Monday, Nov. 03, 1958
"The Peace of the Brave"
The small gilt-and-yellow ambassadors' lobby in the Hotel Matignon could not hold all the newsmen who had come. Some crowded into adjoining rooms; others stood in the courtyard outside, to which loudspeakers carried the cadenced voice. It was Charles de Gaulle's first press conference in five months, and vastly different from the last one, when he appeared surrounded by guards, and the streets of Paris were heavily policed against the threat of parachutists attempting a coup d'etat.
This time De Gaulle spoke without notes; yet his thoughts were orderly, and his words precise. He spoke with quiet confidence, punctuated only by a shrug, the raising of an eyebrow, a majestic gesture of the hand. Only when talking of the bloodshed in Algeria did he show strain or emotion. "It should be known," said he, "that in four years in Algeria about 1,500 French civilians have been killed. More than 10,000 Moslems, men, women and children, have been massacred by the rebels--almost always by throat-cutting. What a hecatomb that country would know if we were stupid or cowardly enough to abandon it!"
The Open Cathedral. The phrases he used when describing the rebels were the sort that no Premier before him had dared to utter. Most of them, he said, had fought "courageously," and he offered them "the peace of the brave" (see box). But he was only willing to discuss a cease-fire with the F.L.N., not to meet their demands for independence. Only by peaceful evolution could the "courageous personality of Algeria" come to exist.
Throughout Paris, De Gaulle's direct appeal to the rebels (hinting of a quieter mediation already in progress) brought relief. It was a triumph, not of politics, but of pure personality that enabled him to make his offer; as always, he remained the man above party. In the coming elections, he said, he would "not disapprove" of any party's support, nor would he discourage opponents who "will make use of the liberty they accuse me of wanting to destroy." But his mission ruled out his taking any particular party's side. "This impartiality obliges me to insist that my name, even in the form of an adjective, not be utilized by any group or candidate." Nevertheless, politicians of almost every stripe tumbled all over themselves to win, if not his name, at least some sort of unofficial blessing. "Gaullism," said Georges Bidault wryly, "is a cathedral, open to all, with only dogs, assassins and the plague excluded."
The Open Door. Even the Communists rejoiced that "the door to negotiations is open." L'Express, liveliest of De Gaulle's journalistic critics, reversed itself spectacularly: "Everyone, or almost everyone, is now 'Gaullist,' and there is reason to be. A plebiscite this week would surely exceed the 80% [of the recent referendum]: at this moment, the man De Gaulle is, in himself, the nation . . . One is now Gaullist in the same way that one is French." Tunisia's President Bourguiba declared that "the words proclaimed by De Gaulle have never before been said. On the political level, they are something new."
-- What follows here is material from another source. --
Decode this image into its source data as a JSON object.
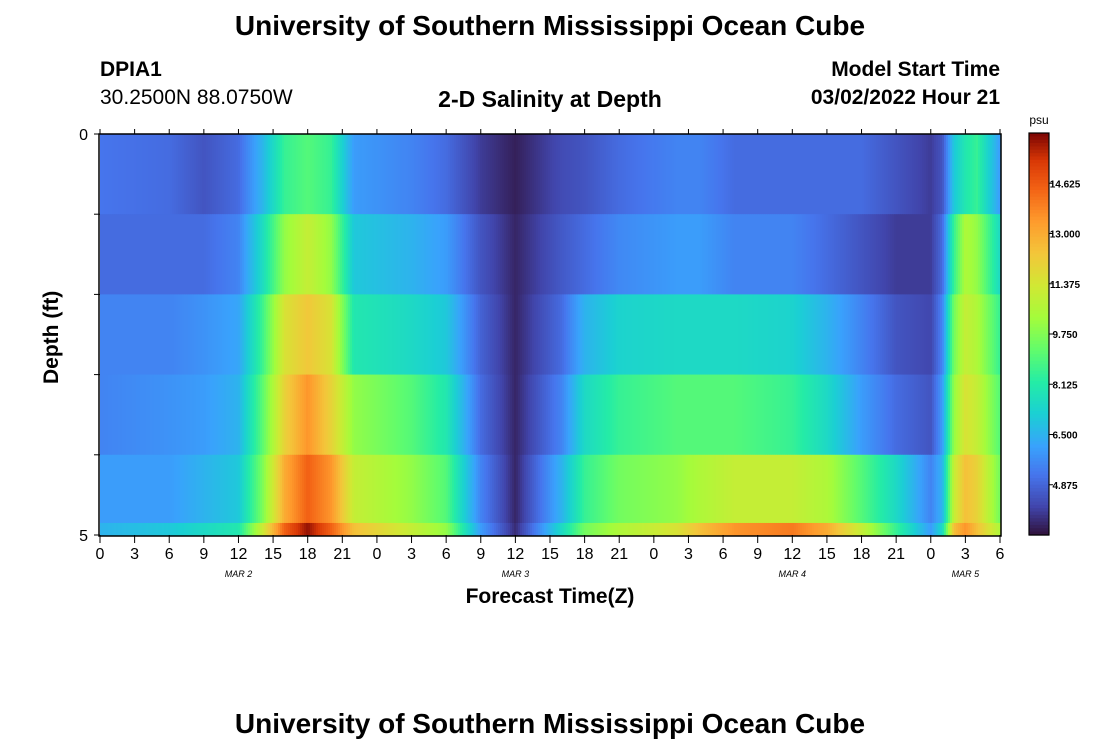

But, as De, Gaulle above all men knew, he had taken only one more calculated step down a long road. In Cairo the F.L.N.'s government in exile, which had been proclaiming its eagerness to talk peace, now betrayed its fear that De Gaulle had the upper hand. Premier Ferhat Abbas bluntly rejected the idea of going to Paris, which would seem like surrender, insisted that negotiations take place in "some neutral country." Yet De Gaulle had placed the F.L.N. rebels in a delicate position. For the first time, Paris had a government not about to topple at any moment, and a new sense of destiny had swept through France, and could easily spread to the Moslems in Algeria. The last word had not yet been heard from the rebels.